Einde inhoudsopgave
Verordening (EU) 2022/2560 betreffende buitenlandse subsidies die de interne markt verstoren
Artikel 38 Verjaringstermijnen
Geldend
Geldend vanaf 12-01-2023
- Bronpublicatie:
14-12-2022, PbEU 2022, L 330 (uitgifte: 23-12-2022, regelingnummer: 2022/2560)
- Inwerkingtreding
12-01-2023
- Bronpublicatie inwerkingtreding:
14-12-2022, PbEU 2022, L 330 (uitgifte: 23-12-2022, regelingnummer: 2022/2560)
- Vakgebied(en)
EU-recht / Marktintegratie
Staatssteun (V)
1.
Voor de bevoegdheden van de Commissie uit hoofde van de artikelen 10 en 11 geldt een verjaringstermijn van tien jaar, die ingaat op de dag waarop een buitenlandse subsidie aan een onderneming wordt toegekend. De verjaringstermijn wordt gestuit door elke door de Commissie op grond van artikel 10, 13, 14 of 15 ten aanzien van een buitenlandse subsidie gestelde handeling.

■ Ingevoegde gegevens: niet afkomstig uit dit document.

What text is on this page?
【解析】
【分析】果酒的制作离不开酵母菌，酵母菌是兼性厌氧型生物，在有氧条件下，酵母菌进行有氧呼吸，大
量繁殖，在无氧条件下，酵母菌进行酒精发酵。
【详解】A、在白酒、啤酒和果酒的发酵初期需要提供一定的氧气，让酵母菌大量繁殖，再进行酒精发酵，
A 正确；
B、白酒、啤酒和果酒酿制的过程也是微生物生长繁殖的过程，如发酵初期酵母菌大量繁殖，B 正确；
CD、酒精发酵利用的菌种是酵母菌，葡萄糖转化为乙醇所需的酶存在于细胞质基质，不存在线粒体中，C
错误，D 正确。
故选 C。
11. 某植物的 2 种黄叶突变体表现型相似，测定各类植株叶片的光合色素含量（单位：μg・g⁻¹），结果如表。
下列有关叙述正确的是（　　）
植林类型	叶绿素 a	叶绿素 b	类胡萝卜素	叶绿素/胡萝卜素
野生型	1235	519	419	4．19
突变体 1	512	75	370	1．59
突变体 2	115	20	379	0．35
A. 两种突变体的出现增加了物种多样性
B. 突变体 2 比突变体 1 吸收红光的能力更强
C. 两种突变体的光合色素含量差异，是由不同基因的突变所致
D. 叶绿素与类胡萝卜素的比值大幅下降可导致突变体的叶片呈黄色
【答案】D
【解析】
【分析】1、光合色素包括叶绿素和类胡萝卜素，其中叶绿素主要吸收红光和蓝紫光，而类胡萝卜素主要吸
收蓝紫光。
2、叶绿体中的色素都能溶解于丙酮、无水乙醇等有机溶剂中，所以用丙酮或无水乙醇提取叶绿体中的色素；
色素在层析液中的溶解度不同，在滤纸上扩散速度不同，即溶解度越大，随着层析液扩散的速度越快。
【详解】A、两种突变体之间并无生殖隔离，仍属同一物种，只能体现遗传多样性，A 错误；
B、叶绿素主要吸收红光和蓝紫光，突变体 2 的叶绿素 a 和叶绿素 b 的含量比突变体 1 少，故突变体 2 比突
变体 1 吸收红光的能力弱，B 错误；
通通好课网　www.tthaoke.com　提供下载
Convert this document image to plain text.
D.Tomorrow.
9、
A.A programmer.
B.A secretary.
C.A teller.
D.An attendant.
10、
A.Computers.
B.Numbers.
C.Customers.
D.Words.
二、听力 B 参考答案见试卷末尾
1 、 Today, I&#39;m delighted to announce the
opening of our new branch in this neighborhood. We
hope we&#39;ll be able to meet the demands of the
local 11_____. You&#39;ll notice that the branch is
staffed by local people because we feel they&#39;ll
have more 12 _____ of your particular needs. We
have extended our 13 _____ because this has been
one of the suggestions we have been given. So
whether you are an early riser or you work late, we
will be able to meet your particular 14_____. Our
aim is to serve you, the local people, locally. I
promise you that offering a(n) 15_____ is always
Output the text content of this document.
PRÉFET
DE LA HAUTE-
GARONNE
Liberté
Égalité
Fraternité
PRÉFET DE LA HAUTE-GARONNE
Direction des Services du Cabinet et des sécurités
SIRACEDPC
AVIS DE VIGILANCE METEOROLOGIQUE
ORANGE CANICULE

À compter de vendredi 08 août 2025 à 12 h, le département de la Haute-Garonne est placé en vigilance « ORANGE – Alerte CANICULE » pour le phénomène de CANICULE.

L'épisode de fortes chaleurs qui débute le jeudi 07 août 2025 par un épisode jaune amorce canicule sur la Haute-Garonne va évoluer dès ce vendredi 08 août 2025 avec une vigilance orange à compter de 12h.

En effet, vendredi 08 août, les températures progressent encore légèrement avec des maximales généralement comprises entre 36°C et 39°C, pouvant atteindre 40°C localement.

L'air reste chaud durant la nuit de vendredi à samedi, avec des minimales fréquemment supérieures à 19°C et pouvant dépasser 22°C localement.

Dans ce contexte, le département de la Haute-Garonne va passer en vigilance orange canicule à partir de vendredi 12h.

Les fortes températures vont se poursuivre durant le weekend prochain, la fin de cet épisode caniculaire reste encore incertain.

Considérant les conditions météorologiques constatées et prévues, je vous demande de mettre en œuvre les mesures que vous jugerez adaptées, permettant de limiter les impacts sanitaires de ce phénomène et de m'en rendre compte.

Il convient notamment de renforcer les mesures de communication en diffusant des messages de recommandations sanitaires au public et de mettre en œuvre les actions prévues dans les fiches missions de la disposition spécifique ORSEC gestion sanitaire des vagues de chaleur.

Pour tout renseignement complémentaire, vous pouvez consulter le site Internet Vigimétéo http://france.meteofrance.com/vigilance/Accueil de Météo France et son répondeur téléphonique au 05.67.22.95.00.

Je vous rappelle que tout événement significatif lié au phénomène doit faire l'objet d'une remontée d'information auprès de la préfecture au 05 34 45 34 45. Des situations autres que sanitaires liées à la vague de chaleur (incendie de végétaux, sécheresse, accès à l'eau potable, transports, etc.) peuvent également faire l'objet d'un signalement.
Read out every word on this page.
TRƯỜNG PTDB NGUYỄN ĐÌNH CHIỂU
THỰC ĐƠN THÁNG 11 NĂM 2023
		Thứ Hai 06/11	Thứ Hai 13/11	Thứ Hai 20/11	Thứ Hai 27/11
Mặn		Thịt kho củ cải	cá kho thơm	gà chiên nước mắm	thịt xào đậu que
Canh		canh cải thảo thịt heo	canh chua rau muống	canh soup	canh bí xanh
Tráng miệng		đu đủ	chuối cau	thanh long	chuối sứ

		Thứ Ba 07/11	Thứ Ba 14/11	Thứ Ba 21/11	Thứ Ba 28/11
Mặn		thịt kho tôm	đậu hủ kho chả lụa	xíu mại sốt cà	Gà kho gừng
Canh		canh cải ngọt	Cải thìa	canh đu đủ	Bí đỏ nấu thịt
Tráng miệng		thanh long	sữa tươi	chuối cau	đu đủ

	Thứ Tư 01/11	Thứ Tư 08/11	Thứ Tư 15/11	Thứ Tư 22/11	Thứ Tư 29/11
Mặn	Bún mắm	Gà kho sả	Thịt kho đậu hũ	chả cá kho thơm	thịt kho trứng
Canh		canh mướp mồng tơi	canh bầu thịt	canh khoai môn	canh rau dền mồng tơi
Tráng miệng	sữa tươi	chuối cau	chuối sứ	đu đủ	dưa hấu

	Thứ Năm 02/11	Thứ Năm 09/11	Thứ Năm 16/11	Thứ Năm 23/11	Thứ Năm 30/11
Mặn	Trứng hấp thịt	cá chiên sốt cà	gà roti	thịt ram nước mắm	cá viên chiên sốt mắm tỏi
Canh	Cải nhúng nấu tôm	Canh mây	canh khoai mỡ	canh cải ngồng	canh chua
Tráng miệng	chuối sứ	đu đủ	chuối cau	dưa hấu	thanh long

Na iedere stuiting begint een nieuwe verjaringstermijn van tien jaar te lopen.
2.
Voor de bevoegdheden van de Commissie om geldboeten of dwangsommen op grond van de artikelen 17, 26 en 33 op te leggen, geldt een verjaringstermijn van drie jaar, die ingaat op de dag waarop de in de artikelen 17, 26 of 33 bedoelde inbreuk is gemaakt. Bij voortdurende of voortgezette inbreuken gaat de verjaringstermijn in op de dag waarop de inbreuk is beëindigd. De verjaringstermijn voor het opleggen van geldboeten of dwangsommen wordt gestuit door elke handeling van de Commissie ten aanzien van een in artikel 17, 26 of 33 bedoelde inbreuk. Na iedere stuiting begint een nieuwe verjaringstermijn van drie jaar te lopen.
3.
Voor de bevoegdheden van de Commissie om besluiten af te dwingen waarbij geldboeten of dwangsommen op grond van de artikelen 17, 26 en 33 worden opgelegd, geldt een verjaringstermijn van vijf jaar, die ingaat op de dag waarop het besluit van de Commissie tot het opleggen van geldboeten of dwangsommen is genomen. Iedere handeling die door de Commissie, of door een op verzoek van de Commissie handelende lidstaat, wordt gesteld om de betaling van de geldboete of dwangsom af te dwingen, stuit die verjaringstermijn. Na iedere stuiting begint een nieuwe verjaringstermijn van vijf jaar te lopen.
4.
De verjaringstermijn verstrijkt uiterlijk op de dag waarop tweemaal de verjaringstermijn is verstreken op voorwaarde dat de Commissie:
- a)
geen besluit heeft genomen op grond van artikel 10 of 11 in de gevallen zoals bedoeld in lid 1 van dit artikel, of
- b)
geen boete of dwangsom heeft opgelegd in het geval zoals bedoeld in lid 2 van dit artikel.
5.
De verjaring wordt geschorst zolang over het besluit van de Commissie een beroep aanhangig is bij het Hof van Justitie van de Europese Unie.